I have chosen the bugs with alien heads as my study organism for this vision neuroscience project, and so the first step is to seek out existing knowledge and familiarize myself with the grasshopper's morphology and neuroanatomy.

Grasshoppers belong to the kingdom Animalia, phylum Arthopoda, class Insecta-- the largest and most biodiverse group of animals on Earth-- and order Orthoptera. Their bodies are characteristically segmented, divided into three regions-- the head, thorax, and abdomen. A pair of antenna on their head, for chemically sensing the world. Two dark, brown eyes (and microscopic "simple eyes" between the main eyes) Their mouthparts are adapted for chewing plants in the field or the garden (they are the "bad bugs" to gardeners). (Fun fact: They vomit a putrid and slightly toxic brown bile when they are in danger. It's another escape mechanism, a way to say to the predator "I throw up. Don't eat me.") Their thorax is the center two pairs of wings (forewings and hindwings) and for three pairs of legs-- the first two pairs for walking and the last big pair for jumping.

Grasshopper external anatomy (illustration by Cindy Trieu)

Now, let's peek into the grasshopper's nervous system, the focus of my research project. Differently from animals like jellyfish with "loose neural nets" and no central "brain," there are animals with "bilateral symmetry" have neural architectures that include bundled groups of neurons we call the "brain" or "ganglia." Intuitively, your cousin running cross country and a grasshopper hopping from a hungry bird look nothing alike. But guess what-- as evolution on Earth played out thus far, both humans and insects share the bilateral symmetry feature. Both bodies contain nerves (bundles of neurons) contained in ganglia or brain that control behaviors ranging from visual sensation to limb movement. The exquisite complexity of insect's behaviors and their relatively tiny and "simple" brains make them fascinating study organisms that have been contributing to the scientific understanding of the fundamentals of neurons and neural networks ubiquitous across species.

The insect nervous system consists of bulbous bundles of neurons called ganglia. The ganglia are connected by nerve cords and run through the body segments of the animal, from head to tail. This is a computer network of up to 1 million neurons (compared to the 1 billion in humans).

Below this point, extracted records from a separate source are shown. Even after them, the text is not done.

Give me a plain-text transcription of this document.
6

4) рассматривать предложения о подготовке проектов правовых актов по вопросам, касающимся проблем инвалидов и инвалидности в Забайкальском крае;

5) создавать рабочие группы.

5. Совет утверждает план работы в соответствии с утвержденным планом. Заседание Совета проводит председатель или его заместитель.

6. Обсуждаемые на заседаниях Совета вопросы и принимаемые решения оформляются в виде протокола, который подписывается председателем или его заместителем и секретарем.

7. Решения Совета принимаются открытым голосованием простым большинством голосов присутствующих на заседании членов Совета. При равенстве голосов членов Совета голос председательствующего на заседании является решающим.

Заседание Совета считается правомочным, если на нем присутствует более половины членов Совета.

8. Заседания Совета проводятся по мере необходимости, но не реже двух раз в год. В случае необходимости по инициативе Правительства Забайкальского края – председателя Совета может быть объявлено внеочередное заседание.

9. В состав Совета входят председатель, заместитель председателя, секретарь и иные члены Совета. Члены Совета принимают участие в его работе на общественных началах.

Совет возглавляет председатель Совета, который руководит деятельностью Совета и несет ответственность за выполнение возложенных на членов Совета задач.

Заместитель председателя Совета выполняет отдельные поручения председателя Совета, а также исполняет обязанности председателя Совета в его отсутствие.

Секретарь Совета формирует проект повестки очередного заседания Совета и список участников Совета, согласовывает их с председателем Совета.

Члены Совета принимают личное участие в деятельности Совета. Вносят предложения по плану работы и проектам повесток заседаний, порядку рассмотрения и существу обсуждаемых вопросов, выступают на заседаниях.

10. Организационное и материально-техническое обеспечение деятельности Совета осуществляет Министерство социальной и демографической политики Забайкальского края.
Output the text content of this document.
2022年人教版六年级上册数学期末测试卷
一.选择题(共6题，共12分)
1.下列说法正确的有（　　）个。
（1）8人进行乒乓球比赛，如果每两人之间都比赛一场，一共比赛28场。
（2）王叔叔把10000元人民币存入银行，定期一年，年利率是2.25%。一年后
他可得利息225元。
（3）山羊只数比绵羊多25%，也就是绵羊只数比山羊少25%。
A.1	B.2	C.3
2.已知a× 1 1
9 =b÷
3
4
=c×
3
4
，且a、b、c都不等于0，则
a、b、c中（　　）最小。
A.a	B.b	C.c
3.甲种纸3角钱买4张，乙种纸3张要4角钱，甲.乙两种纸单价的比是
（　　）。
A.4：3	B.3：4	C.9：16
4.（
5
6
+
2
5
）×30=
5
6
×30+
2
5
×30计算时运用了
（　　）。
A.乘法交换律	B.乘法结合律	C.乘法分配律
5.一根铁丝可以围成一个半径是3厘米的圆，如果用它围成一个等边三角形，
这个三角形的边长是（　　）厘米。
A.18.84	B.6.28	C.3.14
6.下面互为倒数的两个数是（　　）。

As mentioned in my detailed description, I focus on the grasshopper's visual system, which underpins the animal's detection and motor response, both of which form its see-and-jump escape mechanism. The optic lobe of the grasshopper lies in the "central brain" near the eyes and processes visual signals. This is where a type of detector neurons reside: the lobulla giant motion detectors (LGMD). The LGMDs communicate and send the neural signals to the nearby descending contralateral motion detectors (DCMD), the neurons that run from the eyes to the legs of the grasshopper and whose activity I aim to record and analyze.

Inside the grasshopper's brain (figure by Gwyneth Card)

To better know the location of the neurons of my study, I performed a simple surgery on a little guy to expose the neck connectives or ventral nerve cords-- two translucent tubes-- between the head and the ganglia in the thorax. The DCMDs receives input from the optic lobe and output here in the thoracic ganglia interconnected by the VNC. Thus, under the neck of the grasshopper is where I can make extracellular recordings of the DCMDs.

Little grasshopper nymph strapped in wax mount

Under the microscope-- Ventral nerve cords spotted!